In order to validate our methods, we use the fact that, for a smooth function \(f(m)\) and an arbitrary perturbation \(\delta m\) and step size \(h\), by Taylor’s theorem, we have that the first and second order Taylor errors behave as \[ \begin{equation*} \begin{aligned} f(m_h) & - f(m) - h\nabla f(m)^T \delta m = O(h^2)\\ f(m_h) & - f(m) - h\nabla f(m)^T \delta m - \dfrac{1}{2} h^2 (\delta m)^T \nabla^2 f(m) \delta m = O(h^3), \end{aligned} \end{equation*} \] respectively, where \(m_h = m+h\delta m\). Our numerical codes do indeed reflect this theoretical behaviour for a particular range of \(h\) (modulo the effects of roundoff error and inaccuracies in the linear system solves), as shown in Figure 2. We also pass the adjoint test, which ensures that the relation \(\langle y, Ax \rangle = \langle A^Ty, x \rangle\) holds for the software implementation of a linear operator \(A\) (e.g., linearized Born-scattering, Hessian operators), and appropriately sized vectors \(x\) and \(y\), although we omit it here for brevity. Optimization algorithms exploiting smoothness properties rely on these two relationships, and lacking these properties in our codes can lead to arbitrary stalling in the optimization algorithms or can generate spurious artifacts in our results. Having our code pass these tests mitigates the possible source of issues when solving FWI problems, since our codebase is consistent with the mathematics of the problem.

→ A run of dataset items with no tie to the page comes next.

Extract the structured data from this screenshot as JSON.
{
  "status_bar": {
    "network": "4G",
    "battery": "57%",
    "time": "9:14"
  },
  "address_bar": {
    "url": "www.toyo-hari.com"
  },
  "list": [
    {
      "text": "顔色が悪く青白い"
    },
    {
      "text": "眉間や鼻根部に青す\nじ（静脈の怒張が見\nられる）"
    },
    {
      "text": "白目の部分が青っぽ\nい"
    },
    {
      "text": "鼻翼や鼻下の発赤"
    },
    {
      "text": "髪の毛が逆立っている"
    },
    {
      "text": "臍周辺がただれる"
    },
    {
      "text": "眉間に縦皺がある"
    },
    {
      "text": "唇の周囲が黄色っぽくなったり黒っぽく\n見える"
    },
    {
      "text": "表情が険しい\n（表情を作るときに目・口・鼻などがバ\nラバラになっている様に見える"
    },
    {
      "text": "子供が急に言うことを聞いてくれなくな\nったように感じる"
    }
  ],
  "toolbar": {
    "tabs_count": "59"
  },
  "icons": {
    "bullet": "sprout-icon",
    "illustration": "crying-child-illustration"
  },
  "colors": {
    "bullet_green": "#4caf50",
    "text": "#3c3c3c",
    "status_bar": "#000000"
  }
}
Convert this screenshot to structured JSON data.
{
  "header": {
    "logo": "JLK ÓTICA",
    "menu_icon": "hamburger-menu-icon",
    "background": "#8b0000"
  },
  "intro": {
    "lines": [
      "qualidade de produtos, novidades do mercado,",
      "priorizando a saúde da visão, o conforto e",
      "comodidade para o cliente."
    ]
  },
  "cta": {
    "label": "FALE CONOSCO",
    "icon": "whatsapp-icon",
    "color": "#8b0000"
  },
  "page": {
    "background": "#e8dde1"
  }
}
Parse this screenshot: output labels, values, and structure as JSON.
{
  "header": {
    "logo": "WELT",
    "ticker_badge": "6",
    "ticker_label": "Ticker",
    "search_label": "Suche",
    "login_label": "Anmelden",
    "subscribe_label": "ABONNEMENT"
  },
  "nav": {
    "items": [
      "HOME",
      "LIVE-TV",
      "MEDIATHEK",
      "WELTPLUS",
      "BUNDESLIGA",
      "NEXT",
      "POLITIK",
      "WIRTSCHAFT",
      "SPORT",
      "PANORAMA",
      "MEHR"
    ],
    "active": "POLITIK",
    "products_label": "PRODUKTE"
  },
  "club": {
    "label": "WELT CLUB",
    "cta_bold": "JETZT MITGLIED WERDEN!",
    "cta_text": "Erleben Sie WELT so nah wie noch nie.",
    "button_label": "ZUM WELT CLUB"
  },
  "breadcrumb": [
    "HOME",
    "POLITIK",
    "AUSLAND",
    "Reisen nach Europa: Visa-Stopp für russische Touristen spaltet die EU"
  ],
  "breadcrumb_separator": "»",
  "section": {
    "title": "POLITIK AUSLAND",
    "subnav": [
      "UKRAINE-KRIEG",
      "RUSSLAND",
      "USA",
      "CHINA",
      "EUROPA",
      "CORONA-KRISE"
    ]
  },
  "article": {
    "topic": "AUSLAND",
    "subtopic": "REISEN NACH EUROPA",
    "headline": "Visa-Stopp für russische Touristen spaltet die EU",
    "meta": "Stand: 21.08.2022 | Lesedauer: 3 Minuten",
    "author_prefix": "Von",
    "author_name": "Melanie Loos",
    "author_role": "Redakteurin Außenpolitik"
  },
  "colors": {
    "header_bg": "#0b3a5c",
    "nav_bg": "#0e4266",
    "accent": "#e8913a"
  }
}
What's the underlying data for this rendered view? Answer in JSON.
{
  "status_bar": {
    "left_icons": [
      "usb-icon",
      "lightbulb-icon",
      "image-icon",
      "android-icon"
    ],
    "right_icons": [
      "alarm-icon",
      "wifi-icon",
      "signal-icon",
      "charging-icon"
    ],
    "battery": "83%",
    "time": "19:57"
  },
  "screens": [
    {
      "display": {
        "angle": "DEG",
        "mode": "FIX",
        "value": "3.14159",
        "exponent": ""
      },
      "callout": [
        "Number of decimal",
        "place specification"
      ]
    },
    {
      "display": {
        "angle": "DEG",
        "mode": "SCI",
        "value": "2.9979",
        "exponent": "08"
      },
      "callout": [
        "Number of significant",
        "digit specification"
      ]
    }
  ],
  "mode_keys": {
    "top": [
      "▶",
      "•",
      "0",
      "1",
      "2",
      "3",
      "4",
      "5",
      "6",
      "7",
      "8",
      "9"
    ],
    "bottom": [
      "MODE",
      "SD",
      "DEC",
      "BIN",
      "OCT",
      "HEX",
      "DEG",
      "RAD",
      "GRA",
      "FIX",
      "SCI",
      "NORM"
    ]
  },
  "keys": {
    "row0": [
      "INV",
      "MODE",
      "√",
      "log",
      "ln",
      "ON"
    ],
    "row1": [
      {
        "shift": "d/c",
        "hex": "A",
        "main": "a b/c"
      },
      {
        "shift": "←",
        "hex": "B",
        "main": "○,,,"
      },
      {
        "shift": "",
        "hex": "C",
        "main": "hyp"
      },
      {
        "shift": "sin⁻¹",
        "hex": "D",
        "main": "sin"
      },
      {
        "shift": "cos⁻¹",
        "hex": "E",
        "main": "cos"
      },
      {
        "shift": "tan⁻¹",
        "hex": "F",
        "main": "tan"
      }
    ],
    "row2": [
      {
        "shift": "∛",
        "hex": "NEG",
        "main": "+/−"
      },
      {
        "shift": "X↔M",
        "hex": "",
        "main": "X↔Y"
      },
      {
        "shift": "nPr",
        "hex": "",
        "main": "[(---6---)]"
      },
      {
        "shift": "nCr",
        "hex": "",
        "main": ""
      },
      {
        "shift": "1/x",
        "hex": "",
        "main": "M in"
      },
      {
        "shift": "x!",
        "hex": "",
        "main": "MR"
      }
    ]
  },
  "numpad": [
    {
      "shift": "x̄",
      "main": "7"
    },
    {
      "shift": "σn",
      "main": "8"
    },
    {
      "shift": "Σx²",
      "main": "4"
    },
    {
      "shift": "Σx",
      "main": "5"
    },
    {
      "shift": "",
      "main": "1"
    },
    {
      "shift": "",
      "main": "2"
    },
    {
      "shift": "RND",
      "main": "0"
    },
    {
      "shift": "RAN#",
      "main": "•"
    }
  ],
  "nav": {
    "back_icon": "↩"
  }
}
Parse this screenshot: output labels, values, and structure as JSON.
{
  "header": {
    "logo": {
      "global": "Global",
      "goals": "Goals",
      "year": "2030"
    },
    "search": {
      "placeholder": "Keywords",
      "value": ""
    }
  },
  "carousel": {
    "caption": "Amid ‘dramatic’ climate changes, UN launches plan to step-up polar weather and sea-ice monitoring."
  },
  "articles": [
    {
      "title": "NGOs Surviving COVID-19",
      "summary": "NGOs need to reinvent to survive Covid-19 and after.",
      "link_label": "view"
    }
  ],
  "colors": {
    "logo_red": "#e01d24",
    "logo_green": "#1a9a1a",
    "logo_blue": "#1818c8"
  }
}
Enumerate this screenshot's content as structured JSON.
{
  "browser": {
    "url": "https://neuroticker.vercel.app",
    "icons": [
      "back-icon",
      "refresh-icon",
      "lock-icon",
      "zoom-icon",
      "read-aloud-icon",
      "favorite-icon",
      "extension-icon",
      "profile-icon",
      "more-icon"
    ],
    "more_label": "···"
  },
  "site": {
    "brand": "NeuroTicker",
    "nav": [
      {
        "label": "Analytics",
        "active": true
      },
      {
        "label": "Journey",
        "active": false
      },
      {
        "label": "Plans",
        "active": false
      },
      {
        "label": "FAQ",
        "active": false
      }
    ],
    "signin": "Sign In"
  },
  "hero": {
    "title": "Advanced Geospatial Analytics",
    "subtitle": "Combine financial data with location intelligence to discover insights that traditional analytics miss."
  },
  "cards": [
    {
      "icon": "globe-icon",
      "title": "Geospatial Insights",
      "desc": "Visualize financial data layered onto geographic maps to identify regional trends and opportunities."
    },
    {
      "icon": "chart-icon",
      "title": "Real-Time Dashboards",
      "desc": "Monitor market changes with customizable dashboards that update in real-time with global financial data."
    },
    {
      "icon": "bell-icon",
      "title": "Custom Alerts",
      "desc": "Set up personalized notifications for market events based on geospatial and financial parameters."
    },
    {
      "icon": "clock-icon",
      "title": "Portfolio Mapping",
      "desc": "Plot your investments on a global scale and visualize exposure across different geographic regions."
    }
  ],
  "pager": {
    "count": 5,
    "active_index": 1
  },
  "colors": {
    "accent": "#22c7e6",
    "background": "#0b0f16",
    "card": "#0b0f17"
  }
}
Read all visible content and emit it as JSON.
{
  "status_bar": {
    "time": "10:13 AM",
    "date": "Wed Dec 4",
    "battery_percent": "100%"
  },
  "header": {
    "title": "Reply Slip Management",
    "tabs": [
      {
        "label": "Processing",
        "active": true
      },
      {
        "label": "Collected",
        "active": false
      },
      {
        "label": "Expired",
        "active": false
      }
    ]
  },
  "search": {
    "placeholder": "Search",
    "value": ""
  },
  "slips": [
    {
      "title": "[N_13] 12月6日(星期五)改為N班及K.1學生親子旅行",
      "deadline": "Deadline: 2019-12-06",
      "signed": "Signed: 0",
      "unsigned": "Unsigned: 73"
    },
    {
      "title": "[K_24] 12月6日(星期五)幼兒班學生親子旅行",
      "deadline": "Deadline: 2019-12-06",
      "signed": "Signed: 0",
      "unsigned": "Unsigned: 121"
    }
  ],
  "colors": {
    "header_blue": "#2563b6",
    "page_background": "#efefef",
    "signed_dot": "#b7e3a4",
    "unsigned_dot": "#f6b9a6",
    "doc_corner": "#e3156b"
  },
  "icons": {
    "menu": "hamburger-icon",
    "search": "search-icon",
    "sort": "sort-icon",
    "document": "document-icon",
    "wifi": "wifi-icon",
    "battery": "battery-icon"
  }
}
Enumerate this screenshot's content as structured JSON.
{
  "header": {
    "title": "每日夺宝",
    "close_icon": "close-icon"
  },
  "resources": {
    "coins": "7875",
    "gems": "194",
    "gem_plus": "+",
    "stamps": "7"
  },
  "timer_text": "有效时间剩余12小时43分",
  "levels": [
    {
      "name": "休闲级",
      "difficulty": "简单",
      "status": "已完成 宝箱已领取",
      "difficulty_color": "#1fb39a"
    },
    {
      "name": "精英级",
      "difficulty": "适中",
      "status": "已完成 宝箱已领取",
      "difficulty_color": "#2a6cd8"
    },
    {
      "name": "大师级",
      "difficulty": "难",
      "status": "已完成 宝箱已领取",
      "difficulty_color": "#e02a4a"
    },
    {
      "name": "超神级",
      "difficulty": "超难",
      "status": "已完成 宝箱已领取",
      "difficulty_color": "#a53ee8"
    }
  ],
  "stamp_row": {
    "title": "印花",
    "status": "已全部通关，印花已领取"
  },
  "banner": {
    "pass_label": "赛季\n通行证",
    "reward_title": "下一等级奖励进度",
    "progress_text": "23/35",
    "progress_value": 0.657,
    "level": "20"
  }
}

Further down the hierarchy, we are concerned with the actual numerical solutions of the Helmholtz equation, which is very challenging for large wavenumbers. In particular for 3D, the large memory requirements of the model vectors and wavefields preclude us from using direct methods to solve the Helmholtz equation or even forming the matrix explicitly. The Helmholtz equation has both negative and positive eigenvalues for large wavenumbers, which makes it challenging to use off-the-shelf iterative solvers as well as in the design of preconditioners.
To discretize the Helmholtz operator, we use a stencil-based matrix-vector product written in C, with a corresponding MEX interface to Matlab, which implements the 27-pt compact stencil of Operto et al. (2007) along with its adjoint. This implementation is multi-threaded along the \(z\)-coordinate using OpenMP threads and is the only ‘low-level’ component of this software framework. The existence of these optimized routines are hidden from the rest of the Matlab code by being wrapped in the SPOT operator opHelmholtz
. Again, this SPOT approach allows us to treat function calls as linear operators. When we write code like \(H*v\) in Matlab, this implicitly calls the fast C-based matrix-vector multiply, which allows us to use existing linear solvers without exposing the lower level functions underneath. This delineation of very efficient, low-level code from the higher-level components in Matlab allows us to maintain readable and easy to debug code. For 2D problems, we employ the 9pt optimal discretization of Chen et al. (2013).
We employ a variant of the recursive multigrid preconditioner of Lago and Herrmann (2015) wherein all of the alternative smoother and coarse-grid solvers have been replaced by GMRES, displayed in Figure 3. We found that the solvers proposed by the other authors such as CGMN were not easily parallelized for stencil-free codes, despite having potentially better convergence properties, which is why we focus primarily on a preconditioning scheme that only employs highly optimized matrix-vector products.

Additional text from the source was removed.